Whoa, so one can potentially make a lot of money.
Absolutely! In theory, your video could hit the YouTube holy grail of a million rentals, and at $5 a rental, the revenue is a nice amount of cash. That’s why we like to call ourselves ‘the Etsy of Sexy’.

Does have a primary ambition?
The message is pure and simple: talk about it. The issue I’m tackling is not porn, I’m tackling our society’s lack of an open, healthy dialogue around sex and porn. Because people find it bizarrely difficult to talk about sex with the people they’re actually having it with, because they’re terrified of hurting the other person’s feelings, or putting them off, or derailing the entire relationship. But at the same time, people really want to please their partners and make them happy, so they take cues on how to please from anywhere they can, and if the only cues people have are from porn, then those are the ones they take, to not very good effect.

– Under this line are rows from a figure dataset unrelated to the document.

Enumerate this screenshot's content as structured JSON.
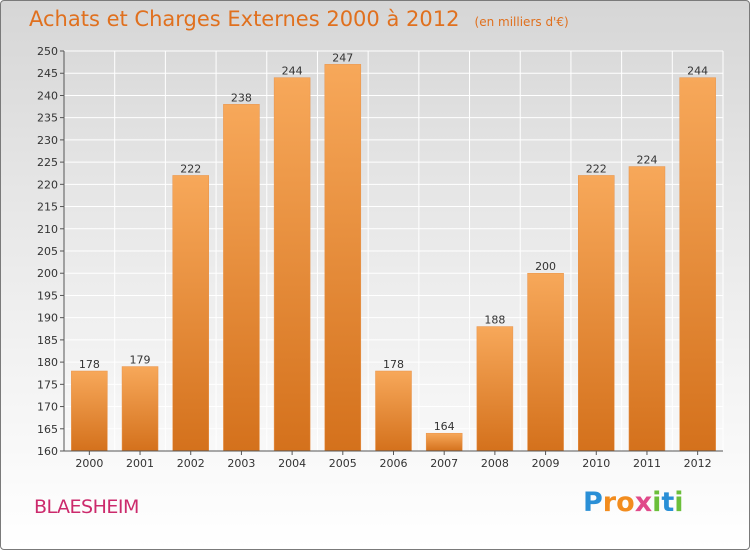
{
  "header": {
    "title": "Achats et Charges Externes 2000 à 2012",
    "subtitle": "(en milliers d'€)"
  },
  "commune": "BLAESHEIM",
  "logo": {
    "letters": [
      "P",
      "r",
      "o",
      "x",
      "i",
      "t",
      "i"
    ],
    "colors": [
      "#2a8fd6",
      "#f28c1e",
      "#f28c1e",
      "#e04a8a",
      "#6bbf3a",
      "#2a8fd6",
      "#6bbf3a"
    ]
  },
  "chart_data": {
    "type": "bar",
    "title": "Achats et Charges Externes 2000 à 2012",
    "subtitle": "(en milliers d'€)",
    "categories": [
      "2000",
      "2001",
      "2002",
      "2003",
      "2004",
      "2005",
      "2006",
      "2007",
      "2008",
      "2009",
      "2010",
      "2011",
      "2012"
    ],
    "values": [
      178,
      179,
      222,
      238,
      244,
      247,
      178,
      164,
      188,
      200,
      222,
      224,
      244
    ],
    "xlabel": "",
    "ylabel": "",
    "ylim": [
      160,
      250
    ],
    "yticks": [
      160,
      165,
      170,
      175,
      180,
      185,
      190,
      195,
      200,
      205,
      210,
      215,
      220,
      225,
      230,
      235,
      240,
      245,
      250
    ],
    "grid": true,
    "colors": {
      "bar_light": "#f7a85a",
      "bar_dark": "#d4711c",
      "grid": "#ffffff",
      "axis": "#555555"
    }
  }
}
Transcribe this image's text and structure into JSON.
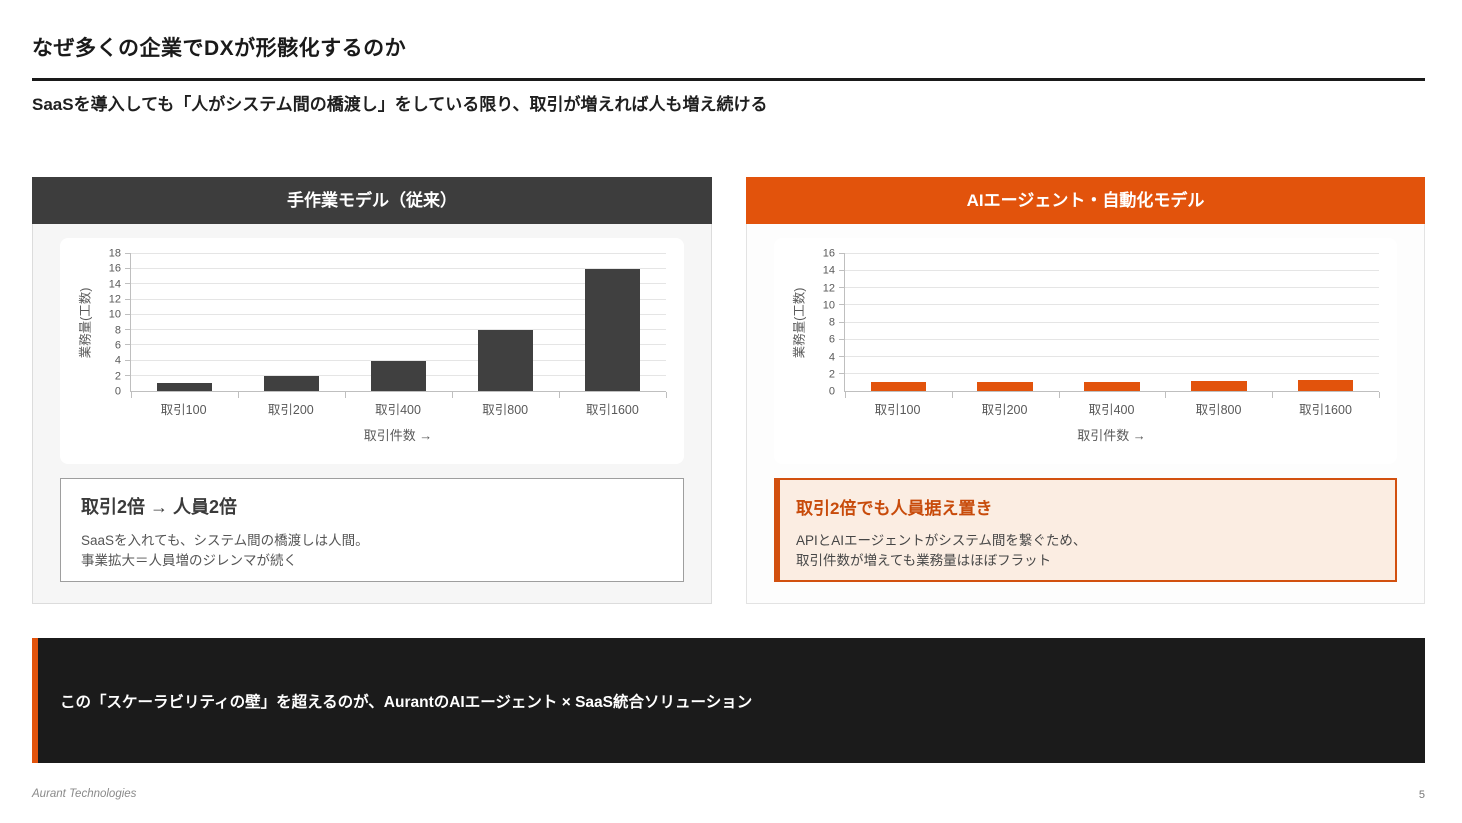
{
  "slide": {
    "title": "なぜ多くの企業でDXが形骸化するのか",
    "subtitle": "SaaSを導入しても「人がシステム間の橋渡し」をしている限り、取引が増えれば人も増え続ける"
  },
  "left_panel": {
    "header": "手作業モデル（従来）",
    "callout": {
      "title": "取引2倍 → 人員2倍",
      "line1": "SaaSを入れても、システム間の橋渡しは人間。",
      "line2": "事業拡大＝人員増のジレンマが続く"
    }
  },
  "right_panel": {
    "header": "AIエージェント・自動化モデル",
    "callout": {
      "title": "取引2倍でも人員据え置き",
      "line1": "APIとAIエージェントがシステム間を繋ぐため、",
      "line2": "取引件数が増えても業務量はほぼフラット"
    }
  },
  "banner": {
    "text": "この「スケーラビリティの壁」を超えるのが、AurantのAIエージェント × SaaS統合ソリューション"
  },
  "footer": {
    "company": "Aurant Technologies",
    "page_number": "5"
  },
  "colors": {
    "accent_orange": "#e2530c",
    "dark_header": "#3d3d3d",
    "banner_bg": "#1b1b1b",
    "bar_dark": "#404040",
    "callout_orange_bg": "#fbede2",
    "callout_orange_border": "#d2500f"
  },
  "chart_data": [
    {
      "type": "bar",
      "title": "手作業モデル（従来）",
      "categories": [
        "取引100",
        "取引200",
        "取引400",
        "取引800",
        "取引1600"
      ],
      "values": [
        1,
        2,
        4,
        8,
        16
      ],
      "xlabel": "取引件数 →",
      "ylabel": "業務量(工数)",
      "ylim": [
        0,
        18
      ],
      "ytick_step": 2,
      "bar_color": "#404040",
      "grid": true,
      "legend": false
    },
    {
      "type": "bar",
      "title": "AIエージェント・自動化モデル",
      "categories": [
        "取引100",
        "取引200",
        "取引400",
        "取引800",
        "取引1600"
      ],
      "values": [
        1,
        1.1,
        1.1,
        1.15,
        1.25
      ],
      "xlabel": "取引件数 →",
      "ylabel": "業務量(工数)",
      "ylim": [
        0,
        16
      ],
      "ytick_step": 2,
      "bar_color": "#e2530c",
      "grid": true,
      "legend": false
    }
  ]
}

And is it only men who are being misled by this sex-ed-through-porn trend?
Not at all. I talk to young men who say, ‘My girlfriend is putting on a performance in bed and it’s getting in the way of a real connection.’ One guy said, ‘I’ve been getting a lot of pornified blowjobs lately. I don’t know whether she’s really into me or if it’s what she thinks she should be doing.’ So it cuts both ways.

That makes sense.
And porn does a massive disservice for men, because it makes them think that sex is entirely dick-centric – it’s all about how big it is and how hard it is. For example, the other night I was with a 25-year-old, and for whatever reason he was having some trouble getting it up. I didn’t mind, but obviously he cared massively, and so as unfortunately often happens in these situations, the entire session became about his need to get it up and cum. And I was thinking, well, there’s actually a whole different way to approach us being in bed together, and it doesn’t have to be all about addressing your penis. Great sex is about the whole body. I deliberately spend time telling the men I sleep with how beautiful they are, and praising various parts of their bodies that aren’t their dick, and they’re stunned when I do this, because that’s not something they’ve even conceptualised. So for a lot of men, porn is causing unnecessary neuroses and insecurity.

Do you think people truly have difficulty understanding that porn is not an accurate representation of real sex? That it’s sensationalised for entertainment, just like regular films?
I had this conversation with some students in Oxford recently, because they were saying, ‘Come on, how could anybody think that porn is real? It’s like disaster movies or police chases.’ But here’s the difference: you can watch The Fast and the Furious, but everybody knows and talks about how to drive in real life. But with sex there’s no counterpoint, because we don’t talk about how sex operates in the real world. That’s why our tagline is ‘Pro-Sex, Pro-Porn, and Pro-Knowing-the-Difference’.

You have said you think could actually benefit the mainstream porn industry. How so?
Porn is a male-dominated industry. Now, the best of all possible worlds, in every sector, is one that is designed by men and women equally. I explain to guys that us girls like porn too – who doesn’t like to watch other people fucking?! – but often we have to watch porn that’s made for men. So I’m watching porn and trying to get off, but I can’t avoid processing it through the lens of female experience. I can’t help but think, ‘I know that hurts – if she keeps her leg up one more moment she’s going to get a cramp, I know she’s not actually coming,’ etc. But I want to see real-life sex, because I’m much more in tune emotionally with something I can relate to. The world of porn hasn’t even begun to experience what women can bring to the table. Make Love Not Porn is a venture founded by a woman, conceived by a woman, and built by a tech team that is more female than male. So that’s part of how we want to help the porn industry – by demonstrating that it’s possible to create a disruptive, innovative new business model, and to leverage human sexuality entertainment in a whole different way.